Saio de casa. Vejo uma mulher remexendo com avidez o lixo, buscando algo para comer.

Desço a rua. Pego um ônibus que me leva ao centro da cidade. O fedor de um esgoto a céu aberto, que usam chamar de rio invade o veículo. Alguns passageiros tampam o nariz com a blusa.

Desço em frente a uma banca de jornal. Observo as manchetes de violência, crimes e corrupção. Olho para toda sorte de bugigangas que o jornalista tem para oferecer. Quase em maior número que a barraca do camelô a seu lado.

Desço a rampa do parque. Observo muros rabiscados, grades enferrujadas, brinquedos quebrados. Vejo um grupo de meninos e meninas de rua se drogando.

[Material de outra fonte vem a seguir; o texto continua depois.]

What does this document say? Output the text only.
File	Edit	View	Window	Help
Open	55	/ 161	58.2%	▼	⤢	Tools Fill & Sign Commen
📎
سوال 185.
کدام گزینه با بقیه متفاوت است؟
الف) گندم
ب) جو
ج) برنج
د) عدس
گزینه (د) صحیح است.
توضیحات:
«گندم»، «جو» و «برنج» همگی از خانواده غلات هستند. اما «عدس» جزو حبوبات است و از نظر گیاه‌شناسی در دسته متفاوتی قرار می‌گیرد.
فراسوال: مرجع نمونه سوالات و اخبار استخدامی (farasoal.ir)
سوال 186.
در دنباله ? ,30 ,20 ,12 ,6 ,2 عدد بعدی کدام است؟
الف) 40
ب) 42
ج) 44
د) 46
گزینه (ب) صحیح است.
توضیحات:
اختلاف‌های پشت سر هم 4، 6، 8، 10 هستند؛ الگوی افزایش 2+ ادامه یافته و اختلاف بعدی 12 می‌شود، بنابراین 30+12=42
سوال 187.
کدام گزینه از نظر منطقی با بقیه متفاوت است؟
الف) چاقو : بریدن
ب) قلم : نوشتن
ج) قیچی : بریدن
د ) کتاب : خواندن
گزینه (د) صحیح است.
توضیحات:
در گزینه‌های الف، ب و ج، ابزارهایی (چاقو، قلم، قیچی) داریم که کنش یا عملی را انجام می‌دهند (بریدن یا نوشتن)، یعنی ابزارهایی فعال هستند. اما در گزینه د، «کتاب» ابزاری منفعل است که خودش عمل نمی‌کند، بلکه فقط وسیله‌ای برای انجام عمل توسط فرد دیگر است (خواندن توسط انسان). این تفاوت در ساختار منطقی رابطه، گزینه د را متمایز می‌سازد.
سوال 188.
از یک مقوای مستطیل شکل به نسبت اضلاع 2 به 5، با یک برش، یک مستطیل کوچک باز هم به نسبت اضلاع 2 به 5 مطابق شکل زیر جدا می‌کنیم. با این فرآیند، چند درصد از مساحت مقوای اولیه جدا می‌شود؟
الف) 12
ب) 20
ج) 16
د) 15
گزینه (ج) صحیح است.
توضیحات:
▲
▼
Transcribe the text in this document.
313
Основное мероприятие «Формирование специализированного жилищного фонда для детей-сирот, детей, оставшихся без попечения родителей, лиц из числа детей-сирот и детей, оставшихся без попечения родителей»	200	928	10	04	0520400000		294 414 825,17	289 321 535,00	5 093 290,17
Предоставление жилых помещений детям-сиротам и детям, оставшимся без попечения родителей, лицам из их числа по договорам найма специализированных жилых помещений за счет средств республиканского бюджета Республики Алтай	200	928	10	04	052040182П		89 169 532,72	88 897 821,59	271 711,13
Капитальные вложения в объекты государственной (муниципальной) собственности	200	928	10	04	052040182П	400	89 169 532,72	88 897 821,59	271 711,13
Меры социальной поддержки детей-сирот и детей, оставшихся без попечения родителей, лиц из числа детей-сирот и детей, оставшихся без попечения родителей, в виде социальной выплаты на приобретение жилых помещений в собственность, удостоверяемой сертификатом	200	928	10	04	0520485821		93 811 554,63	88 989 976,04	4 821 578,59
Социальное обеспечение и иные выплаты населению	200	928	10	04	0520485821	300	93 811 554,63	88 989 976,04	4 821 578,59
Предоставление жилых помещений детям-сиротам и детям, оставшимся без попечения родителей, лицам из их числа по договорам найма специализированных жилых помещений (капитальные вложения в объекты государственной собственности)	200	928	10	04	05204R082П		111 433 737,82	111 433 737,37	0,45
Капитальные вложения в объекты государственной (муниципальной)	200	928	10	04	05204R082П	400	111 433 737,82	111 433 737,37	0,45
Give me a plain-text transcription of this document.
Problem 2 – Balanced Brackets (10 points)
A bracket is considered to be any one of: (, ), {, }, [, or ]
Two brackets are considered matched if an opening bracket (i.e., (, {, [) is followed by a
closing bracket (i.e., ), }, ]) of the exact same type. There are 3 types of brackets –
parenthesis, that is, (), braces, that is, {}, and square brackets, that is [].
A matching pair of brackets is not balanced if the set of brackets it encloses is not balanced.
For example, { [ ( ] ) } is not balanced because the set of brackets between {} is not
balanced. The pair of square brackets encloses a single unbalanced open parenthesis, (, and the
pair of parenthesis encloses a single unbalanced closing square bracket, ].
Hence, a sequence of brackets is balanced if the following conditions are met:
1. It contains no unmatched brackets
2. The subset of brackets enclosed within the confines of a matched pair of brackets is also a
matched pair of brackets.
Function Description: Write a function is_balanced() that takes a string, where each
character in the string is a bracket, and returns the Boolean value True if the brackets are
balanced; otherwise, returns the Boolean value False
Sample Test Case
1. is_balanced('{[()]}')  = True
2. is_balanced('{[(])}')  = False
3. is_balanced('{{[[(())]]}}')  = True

Passo em frente à escadaria da igreja e vejo um homem com elefantíase pedindo esmolas. Lá na frente um outro cego aos berros vendendo loterias.

Àvida, como ela é, a injustiça como uma gangrena corrói a cidade, o povo, o país. Até quando?

Como um desertor acordo na Europa. Nas ruas da Alemanha não sou agredido pela injustiça social, não sou desafiado a buscar soluções, não sou incomodado em meu conforto.

Por que haveria de sentir saudades de minha Belo Horizonte? Não seria na companhia dos amigos da classe privilegiada de lá, que em seus bares, bebíamos a nossa covardia que nos impedia de mudarmos algo?

Não era na companhia dos amigos miseráveis que, em suas esquinas,  tragávamos nosso conformismo que nos mantinha em paralisia crônica?

Saudades de quê? De um time de futebol e dos gritos saindo da garganta de um menino que tinha seus heróis em camisa azul e cinco estrelas no peito?

Essas sim, talvez me deixassem nostálgico nas noites do hemisfério norte. Por que não brilhais aqui também? Me apontes o sul, como apontastes aos navegadores portugueses.

Ó Cruzeiro do Sul, me indique de novo as montanhas, a Serra do Curral. Mostre-me o caminho das manifestações singulares da cultura que me pariu, ainda que ávida meretriz, que se vende e revende para alimentar seus luxos e caprichos.

Me faça como que num milagre, resplandecer aqui no norte a sua cruz, seu símbolo de morte. Para que eu me lembre que é só nela que encontrarei a vida.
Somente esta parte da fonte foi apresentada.